Thursday, May 5, 2011

UP THE POLE

[First published on 22 September 2005, this Golden Oldie pokes fun at the absurdities of our ridiculous but dangerous police force]

Up the Pole

The drums beat as the dancers twirled and the dust swirled around the pole planted in the hard dry ground of Maramba Village. Sara and I were seated in the crowded arena, goggling at all this like German tourists.

‘What are we doing here?’ I spluttered amongst the flying dust.

‘We’re on holiday,’ said Sara grimly. ‘This is the sort of thing people have to do when they’re on holiday. Thirty years we’ve been married and this is the first time we’ve ever been on holiday.’

‘We never won a raffle before,’ I said. ‘And I’m supposed to be writing my column today. Instead of that, I’m here looking at these maniacs pounding the dust.’

‘Just write what you see,’ suggested Sara.

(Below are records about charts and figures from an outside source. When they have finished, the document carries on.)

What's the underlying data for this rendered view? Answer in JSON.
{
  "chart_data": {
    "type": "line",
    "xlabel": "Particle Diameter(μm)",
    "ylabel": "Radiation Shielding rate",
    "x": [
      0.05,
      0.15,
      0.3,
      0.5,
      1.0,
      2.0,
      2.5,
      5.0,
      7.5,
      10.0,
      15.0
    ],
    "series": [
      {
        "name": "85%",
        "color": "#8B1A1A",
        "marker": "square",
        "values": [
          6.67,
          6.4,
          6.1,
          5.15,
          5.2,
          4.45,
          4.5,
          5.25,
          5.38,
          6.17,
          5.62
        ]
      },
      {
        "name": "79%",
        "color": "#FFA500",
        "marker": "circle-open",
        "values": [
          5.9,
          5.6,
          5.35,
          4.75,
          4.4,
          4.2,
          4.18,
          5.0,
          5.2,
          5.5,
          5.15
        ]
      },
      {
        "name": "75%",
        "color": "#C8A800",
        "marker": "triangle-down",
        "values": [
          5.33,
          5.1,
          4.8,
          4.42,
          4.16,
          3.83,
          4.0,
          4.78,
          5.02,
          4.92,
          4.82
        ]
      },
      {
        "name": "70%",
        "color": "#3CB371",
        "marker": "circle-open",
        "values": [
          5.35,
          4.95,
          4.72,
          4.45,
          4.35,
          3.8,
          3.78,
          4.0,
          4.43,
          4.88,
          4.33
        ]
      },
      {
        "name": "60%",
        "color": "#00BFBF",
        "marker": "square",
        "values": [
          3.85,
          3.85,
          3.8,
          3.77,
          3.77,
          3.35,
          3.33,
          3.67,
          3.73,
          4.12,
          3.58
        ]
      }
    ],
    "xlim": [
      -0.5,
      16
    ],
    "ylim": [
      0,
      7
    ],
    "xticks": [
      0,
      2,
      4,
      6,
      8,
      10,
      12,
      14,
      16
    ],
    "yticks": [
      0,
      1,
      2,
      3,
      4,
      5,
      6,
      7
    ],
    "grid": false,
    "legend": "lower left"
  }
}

‘That won’t make a story! I can’t even understand what’s going on! What’s it all about? What’s it mean?’

‘That’s not your business,’ Sara laughed, ‘You’re only the writer. It’s the job of your readers to find the meaning.’

Just then a Makishi dancer suddenly leaped at the pole and began to climb it with a rhythmic gyrating dance, as his friends sang and danced below. Salary two fiffity! they sang, as he hopped a metre up the pole. Rentee one-fiffity! they squealed, as he took another frenzied leap up the pole.

‘What’s it all mean?’ I demanded.

‘He’s trying to escape from his financial worries,’ Sara explained. ‘He’s trying to get away from the cares and worries of this Earth, and escape in the direction of Heaven!’

Foodu one-fiffity! laughed the singers, clapping their hands, as the Makishi jumped another metre up the pole. Zesco one-fiffity, sang the dancers in delight, Now Zesco cut-offee! The drums reached as a crescendo as the Makishi dancer leaped another two metres in absolute fright.

No more worree! sang the dancers, dancing round the pole and waggling their bottoms seductively, Sister on streetee!

Now the Makishi dancer leapt to the top of the pole, which bent over, leaving him dangling by one hand. ‘Oh my God!’ I exclaimed, ‘He wants to end it all! Go straight to Heaven by the short cut!’

We are the MMD chanted the singers, celebrating the Makishi’s precarious predicament, The Merry Makishi Dancers! We do the dance of deathee for the touristee!

Now the drumming increased its tempo as a skinny little policeman with a huge baton came running into the arena shouting Bring him downee, he’s under arrestee!

As the Makishi continued to dangle dangerously, the other dancers now circled the policeman singing Arrestee Makishi! Zesco offencee! Illegalee Connectee!

Quiet! shouted the policeman, as the whole stadium fell deadly quiet. This man is under arrest for demonstrating without a permit, contrary to the Public Order Act of 1927!

‘Is this part of the theatrical performance?’ I whispered to Sara, ‘Or is it for real?’

‘Nowadays,’ said Sara, ‘its hard to tell the difference.’

This man, screamed the policeman, is supposed to be a waiter at the Royal Livingstone Hotelee, but has instead organised a strike to complain against conditions of servicee, contrary to the provisions of the Slavery Act of 1654.

In addition, this man is trying to leave Zambia and enter Heaven without having applied for an exit permit, contrary to the regulations under the Immigration Act of 1904.

It is therefore my solemn duty to put this man before a court of law, so that he can receive his due punishment. After which, if he is still alive, he may return to his patriotic duty of having his remaining blood sucked by investors.

So saying, the policeman tied a rope around the pole and pulled it violently, causing the Makishi dancer to fall to the ground. As he fell, the policeman ran forward with his handcuffs, shouting You are under arrestee!

And the singers sang But he is already deadee and gonee

But the policeman replied Then I shall arrest him for escaping from lawful custodee!

Then the Makishi dancer jumped up and bowed to the crowd, as the drummers, dancers and singers all chased the policeman out of the stadium. Then all the audience stood up and clapped and cheered!

‘Wow!’ I said. ‘That was really convincing! I was really worried that it was a real policeman! But what did it all mean?’

‘What do you think?’ laughed Sara.

‘I think it means that when a policeman tries to invent his own laws, he becomes a joke, and people will laugh in his face! What did you think it meant?’

‘I think,’ said Sara, ‘that’s it’s a warning to the Chief of Police, that he might have spent a long time climbing to the top of the pole, but he can fall off in a second!’

‘He has been warned,’ I said, ‘that he may depart faster than he came!’